À la suite de la présentation du projet de loi 103 sur les écoles «passerelles», la chef de l'opposition officielle, Pauline Marois, a accusé le premier ministre, Jean Charest, d'avoir «plié les genoux», de s'être « couché à terre » devant la Cour suprême du Canada. Que voilà un étrange reproche.

À la suite de la présentation du projet de loi 103 sur les écoles «passerelles», la chef de l'opposition officielle, Pauline Marois, a accusé le premier ministre, Jean Charest, d'avoir «plié les genoux», de s'être « couché à terre » devant la Cour suprême du Canada. Que voilà un étrange reproche.

Le projet de loi vise à remplacer des articles de la Charte de la langue française, introduits en 2002 par la loi 104 et l'an dernier jugés invalides par la Cour suprême. On peut être en désaccord avec le jugement en question (nous l'étions), on peut certainement critiquer le projet de loi déposé par le gouvernement libéral. Mais comment peut-on dénoncer le fait qu'un gouvernement se plie à l'opinion du plus haut tribunal du pays?

Dans l'esprit des péquistes, la Cour suprême est le tribunal «d'une autre nation», «qui penche toujours du même bord». Pourtant, cette Cour qu'ils honnissent a bien souvent penché «du bon bord». À la fin du XIXe siècle, c'est elle qui a annulé des élections parce que l'Église catholique avait fait campagne en chaire contre les candidats progressistes.

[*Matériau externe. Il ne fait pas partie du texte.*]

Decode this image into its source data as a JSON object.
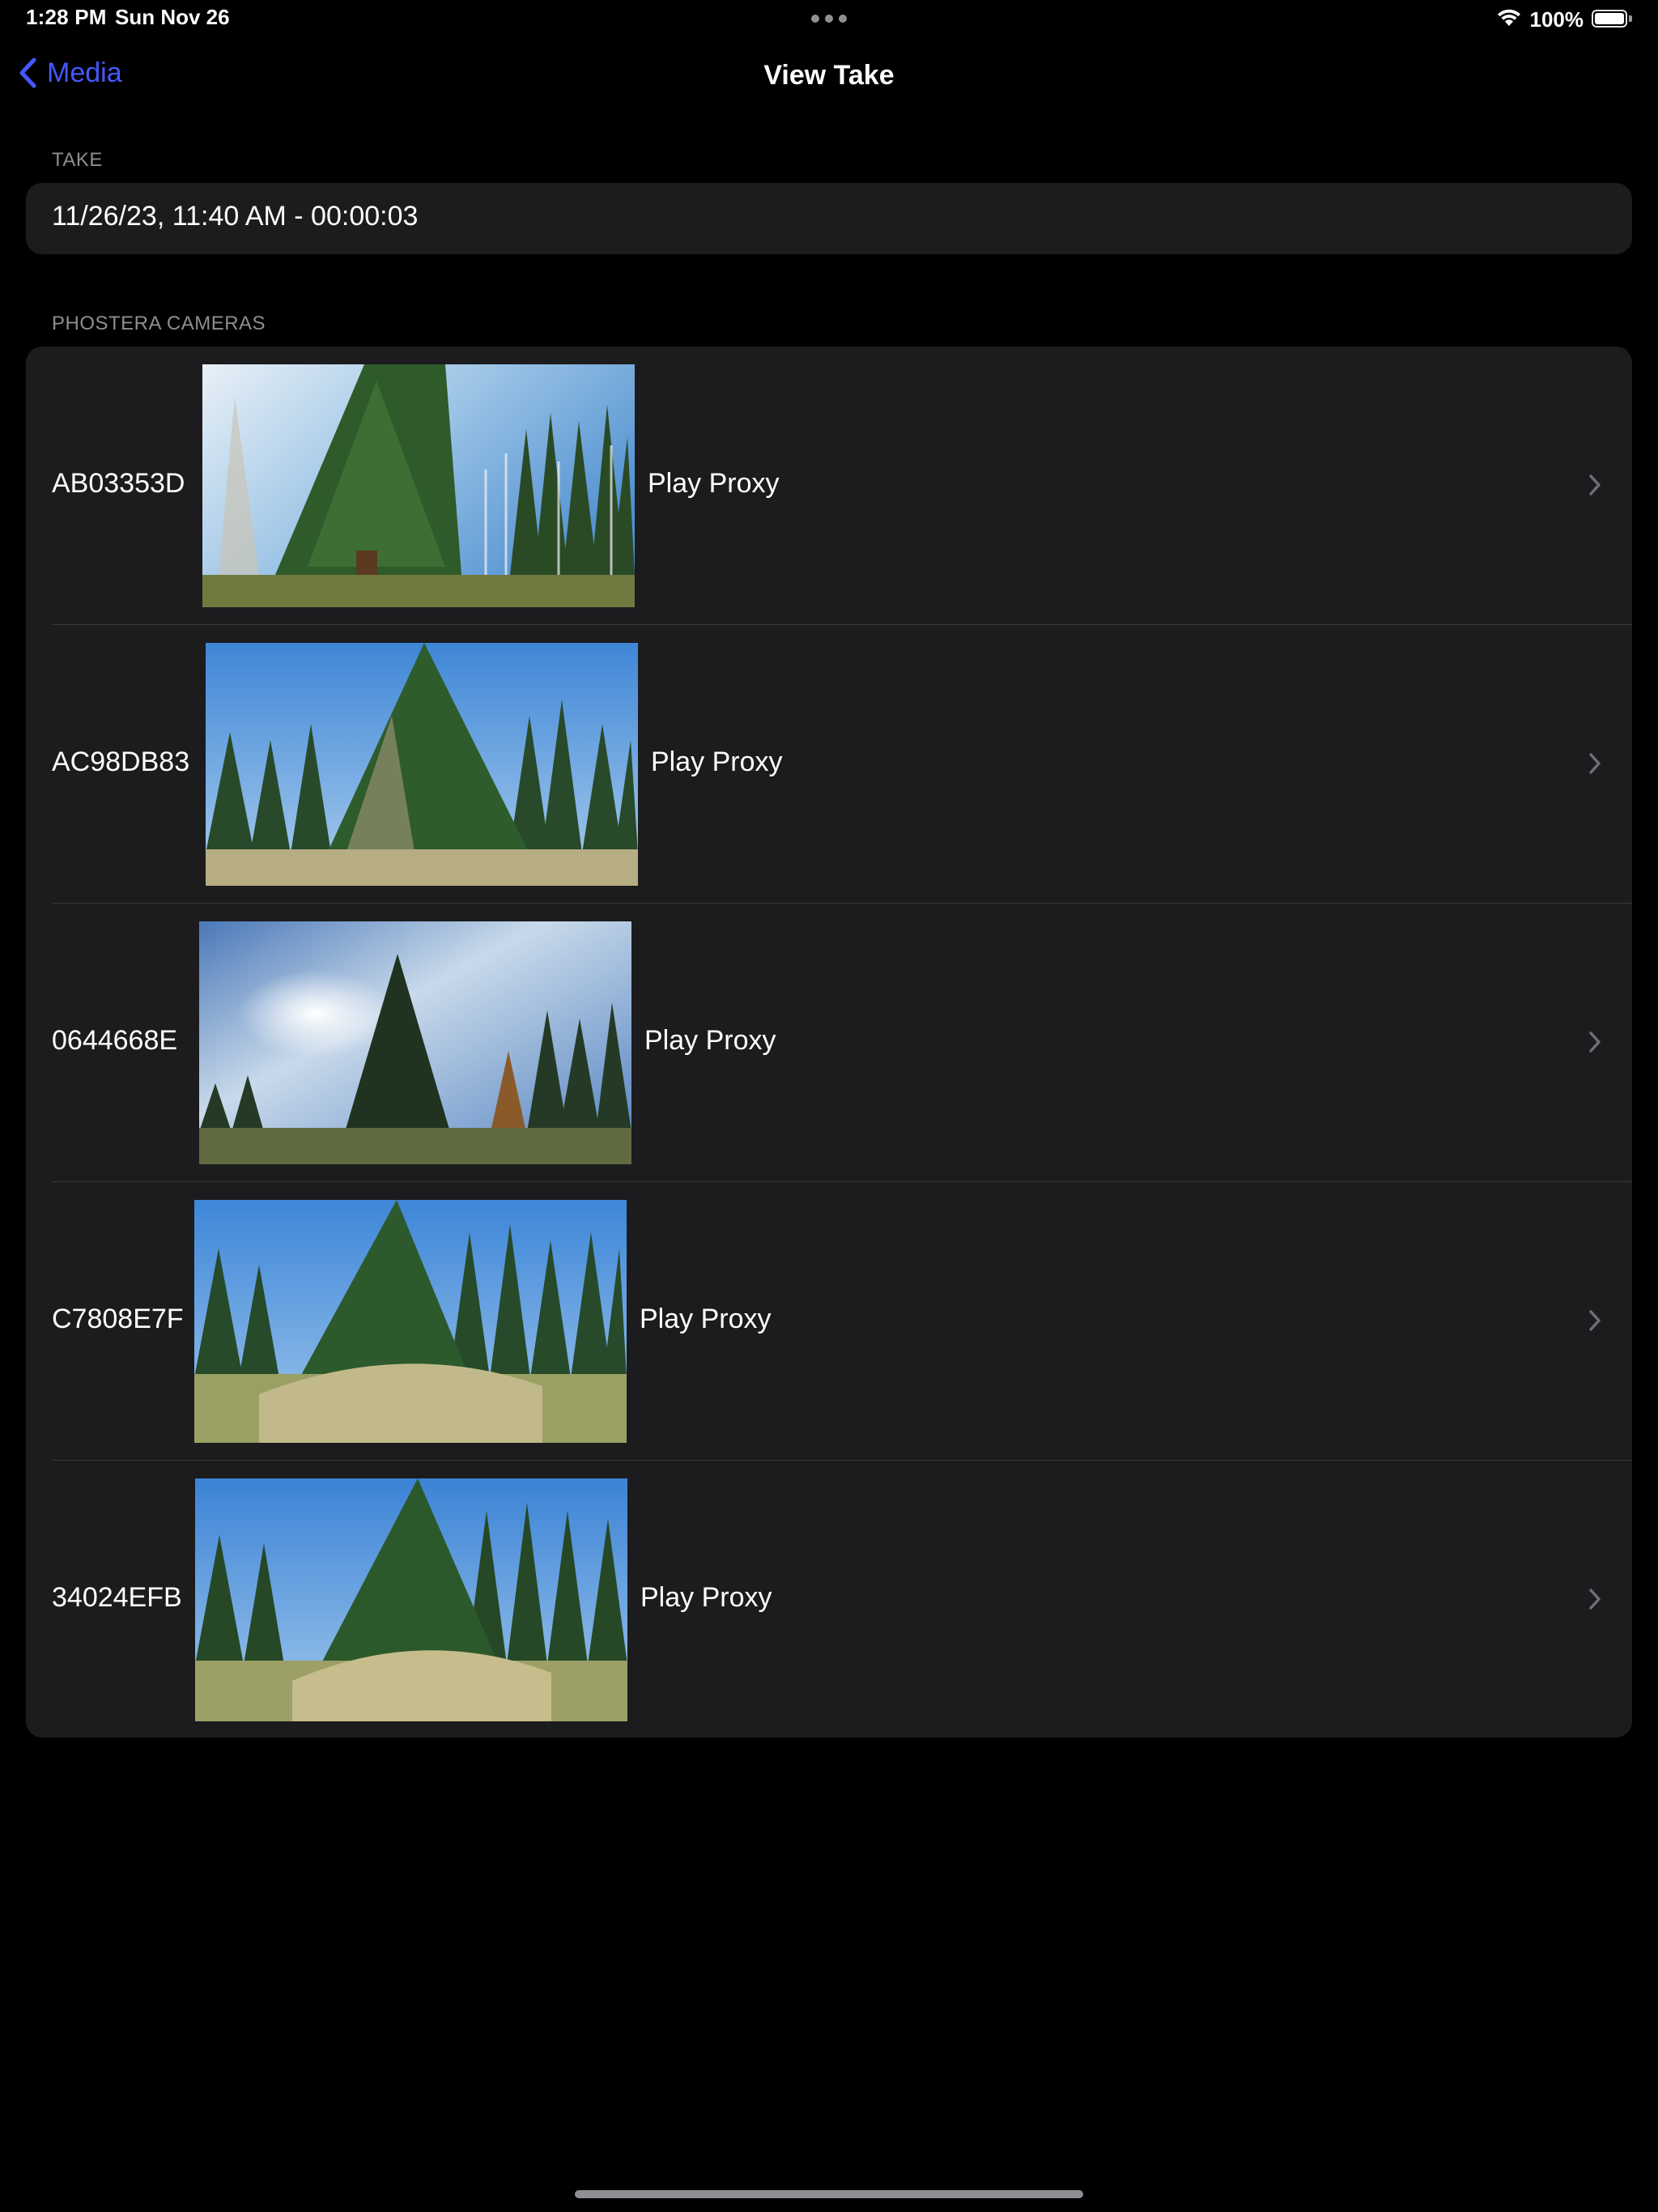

Quelques décennies plus tard, elle a puni Maurice Duplessis parce qu'il avait abusé de ses pouvoirs en faisant retirer le permis d'alcool de Frank Roncarelli, un restaurateur qui avait le malheur d'être Témoin de Jéhovah.

C'est la Cour suprême qui a invalidé la loi fédérale criminalisant l'avortement, créant le vide juridique dont tant de Québécois ont récemment vanté les mérites, y compris Mme Marois elle-même (soulignant alors l'importance de «reconnaître les droits et respecter le libre choix des personnes»...).

C'est la Cour suprême qui a forcé les provinces anglaises à respecter leurs obligations envers les francophones hors Québec. Et, dans un avis que ne cessent de citer les souverainistes, ce tribunal a affirmé l'obligation pour le reste du pays de négocier avec un gouvernement du Québec qui aurait obtenu une majorité claire de OUI en faveur de l'indépendance.

Le Parti québécois et divers groupes préoccupés par la situation du français auraient souhaité que le gouvernement passe outre au jugement sur la loi 104 en ayant recours à la clause dérogatoire de la Charte canadienne des droits et libertés. Cette possibilité existe, bien sûr. Toutefois, on ne doit l'envisager qu'en ultime recours. Pourquoi? Parce que lorsqu'une majorité emprunte la voie de la clause dérogatoire, elle se sert du poids du nombre pour écraser les droits des minorités.

Un gouvernement qui se plie de bonne foi aux décisions des tribunaux en ces matières ne fait pas preuve d'aplaventrisme, mais d'un respect scrupuleux et louable pour les droits de la personne.